Cloud-native applications. Cloud-optimized and cloud-native applications have a different


design point and architecture from traditional enterprise applications. They are built as softwaredefined application services (SDASs) and target global class principles. Applications in a cloud/
client paradigm will leverage multiple levels of services in the cloud, often from multiple service
providers.

Hybrid approach. Cloud computing, in general, and cloud/client computing, in particular,


assume a layered model in which elements will exist inside the enterprise, outside the enterprise
and across multiple service providers. This applies to the cloud-based services as well as the
elements of the system delivered to client or gateway devices. Some elements will be totally
beyond the control of the enterprise (for example, customer mobile devices). Management,
security and application design must take this into account.
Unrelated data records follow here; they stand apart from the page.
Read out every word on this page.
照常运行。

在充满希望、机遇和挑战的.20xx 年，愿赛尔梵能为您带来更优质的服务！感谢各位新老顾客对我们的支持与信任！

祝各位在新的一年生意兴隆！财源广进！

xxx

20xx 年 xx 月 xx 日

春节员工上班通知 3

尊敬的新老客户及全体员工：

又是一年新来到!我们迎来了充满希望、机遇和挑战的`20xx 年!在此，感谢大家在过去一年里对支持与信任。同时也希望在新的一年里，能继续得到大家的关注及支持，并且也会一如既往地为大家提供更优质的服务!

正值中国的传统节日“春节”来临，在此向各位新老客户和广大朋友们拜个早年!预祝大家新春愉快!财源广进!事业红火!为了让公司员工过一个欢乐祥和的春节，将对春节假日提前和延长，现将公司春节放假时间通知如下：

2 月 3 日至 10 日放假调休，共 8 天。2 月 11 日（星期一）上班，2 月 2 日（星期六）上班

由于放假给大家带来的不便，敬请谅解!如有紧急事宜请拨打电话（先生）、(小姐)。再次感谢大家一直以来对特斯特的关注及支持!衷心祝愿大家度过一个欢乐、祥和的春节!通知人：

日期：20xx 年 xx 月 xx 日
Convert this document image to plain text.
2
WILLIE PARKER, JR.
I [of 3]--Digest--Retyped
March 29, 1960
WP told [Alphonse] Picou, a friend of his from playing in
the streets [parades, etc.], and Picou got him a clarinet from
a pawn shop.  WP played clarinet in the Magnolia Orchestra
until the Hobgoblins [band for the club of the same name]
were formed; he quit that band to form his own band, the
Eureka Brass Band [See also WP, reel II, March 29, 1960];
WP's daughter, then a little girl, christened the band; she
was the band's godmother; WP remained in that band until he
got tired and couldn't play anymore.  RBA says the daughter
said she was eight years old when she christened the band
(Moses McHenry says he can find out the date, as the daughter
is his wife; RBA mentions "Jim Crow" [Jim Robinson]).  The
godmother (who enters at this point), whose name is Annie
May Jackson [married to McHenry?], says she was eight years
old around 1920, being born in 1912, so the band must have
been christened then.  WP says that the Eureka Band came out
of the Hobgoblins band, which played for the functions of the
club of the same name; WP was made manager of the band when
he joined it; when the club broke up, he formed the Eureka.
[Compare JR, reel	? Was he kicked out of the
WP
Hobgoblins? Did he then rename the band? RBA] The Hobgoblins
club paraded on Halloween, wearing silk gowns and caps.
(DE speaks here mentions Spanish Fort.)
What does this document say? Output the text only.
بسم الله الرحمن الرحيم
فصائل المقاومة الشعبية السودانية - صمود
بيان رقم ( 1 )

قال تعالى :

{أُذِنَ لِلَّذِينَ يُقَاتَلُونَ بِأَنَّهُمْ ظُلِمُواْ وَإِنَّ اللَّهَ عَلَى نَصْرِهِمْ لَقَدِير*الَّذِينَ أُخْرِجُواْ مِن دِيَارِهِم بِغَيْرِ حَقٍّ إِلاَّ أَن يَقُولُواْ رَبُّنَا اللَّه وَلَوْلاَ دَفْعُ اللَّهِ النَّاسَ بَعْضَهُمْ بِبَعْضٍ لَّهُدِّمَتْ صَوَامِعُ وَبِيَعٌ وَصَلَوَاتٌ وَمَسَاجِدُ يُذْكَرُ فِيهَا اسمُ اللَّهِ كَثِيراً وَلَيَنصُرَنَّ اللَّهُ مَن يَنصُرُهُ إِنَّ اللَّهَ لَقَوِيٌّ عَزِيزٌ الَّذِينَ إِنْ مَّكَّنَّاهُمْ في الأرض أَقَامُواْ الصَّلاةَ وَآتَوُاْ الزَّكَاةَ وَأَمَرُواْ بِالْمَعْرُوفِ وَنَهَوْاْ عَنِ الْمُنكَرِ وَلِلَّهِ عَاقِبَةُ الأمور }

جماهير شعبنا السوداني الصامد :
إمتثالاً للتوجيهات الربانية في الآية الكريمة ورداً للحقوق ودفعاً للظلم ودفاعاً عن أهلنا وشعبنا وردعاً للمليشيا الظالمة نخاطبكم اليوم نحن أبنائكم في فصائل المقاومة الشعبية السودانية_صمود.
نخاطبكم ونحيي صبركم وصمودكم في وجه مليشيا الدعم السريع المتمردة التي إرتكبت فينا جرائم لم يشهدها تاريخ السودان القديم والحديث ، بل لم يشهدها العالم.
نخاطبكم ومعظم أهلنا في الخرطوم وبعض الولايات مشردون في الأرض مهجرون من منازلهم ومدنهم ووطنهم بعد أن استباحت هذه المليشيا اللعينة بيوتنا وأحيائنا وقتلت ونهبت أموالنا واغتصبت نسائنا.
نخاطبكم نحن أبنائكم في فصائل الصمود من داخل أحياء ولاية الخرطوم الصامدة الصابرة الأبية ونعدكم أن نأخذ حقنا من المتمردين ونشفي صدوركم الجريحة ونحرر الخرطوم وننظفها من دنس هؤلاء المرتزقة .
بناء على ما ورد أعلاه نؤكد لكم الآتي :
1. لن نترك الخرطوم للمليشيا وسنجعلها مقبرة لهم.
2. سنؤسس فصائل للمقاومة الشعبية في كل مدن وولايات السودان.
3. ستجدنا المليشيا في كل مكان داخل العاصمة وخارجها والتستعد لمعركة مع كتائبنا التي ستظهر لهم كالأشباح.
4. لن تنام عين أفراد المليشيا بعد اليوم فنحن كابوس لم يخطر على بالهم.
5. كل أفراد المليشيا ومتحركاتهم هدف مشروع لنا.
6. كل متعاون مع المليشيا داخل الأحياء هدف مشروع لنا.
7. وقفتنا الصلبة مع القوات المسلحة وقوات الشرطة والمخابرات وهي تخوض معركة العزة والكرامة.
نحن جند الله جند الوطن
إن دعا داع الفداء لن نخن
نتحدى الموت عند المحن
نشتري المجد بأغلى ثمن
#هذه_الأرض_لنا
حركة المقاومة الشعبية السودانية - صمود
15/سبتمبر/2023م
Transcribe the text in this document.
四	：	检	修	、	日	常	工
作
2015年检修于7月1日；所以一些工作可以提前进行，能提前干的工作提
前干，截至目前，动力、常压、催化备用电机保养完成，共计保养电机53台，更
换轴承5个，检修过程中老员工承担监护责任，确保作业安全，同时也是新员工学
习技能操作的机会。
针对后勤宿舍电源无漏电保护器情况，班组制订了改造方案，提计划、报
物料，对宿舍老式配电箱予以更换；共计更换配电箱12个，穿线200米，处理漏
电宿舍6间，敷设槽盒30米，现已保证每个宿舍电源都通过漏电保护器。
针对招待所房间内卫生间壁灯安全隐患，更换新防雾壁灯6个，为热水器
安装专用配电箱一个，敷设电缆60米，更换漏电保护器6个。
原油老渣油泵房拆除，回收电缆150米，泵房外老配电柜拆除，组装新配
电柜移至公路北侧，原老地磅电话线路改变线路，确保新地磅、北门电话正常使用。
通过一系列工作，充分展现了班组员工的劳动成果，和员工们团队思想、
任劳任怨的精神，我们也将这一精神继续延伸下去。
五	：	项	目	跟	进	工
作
IT leaders embarking on cloud/client computing initiatives should:

Treat internal as external. CIOs should adopt a "treat internal as external" strategy client for
devices to achieve flexibility and innovation. This means recognizing that full control of all
endpoints is not possible, and management, governance and security approaches must adapt.

Seek inspiration from consumer solutions. CIOs should look to consumer markets for early
use cases and concepts to project how they can leverage those business scenarios for their
digital business.

Create a cloud-led strategy. CIOs must plan for a future where the cloud-led model changes
the nature of applications and opens digital business opportunities.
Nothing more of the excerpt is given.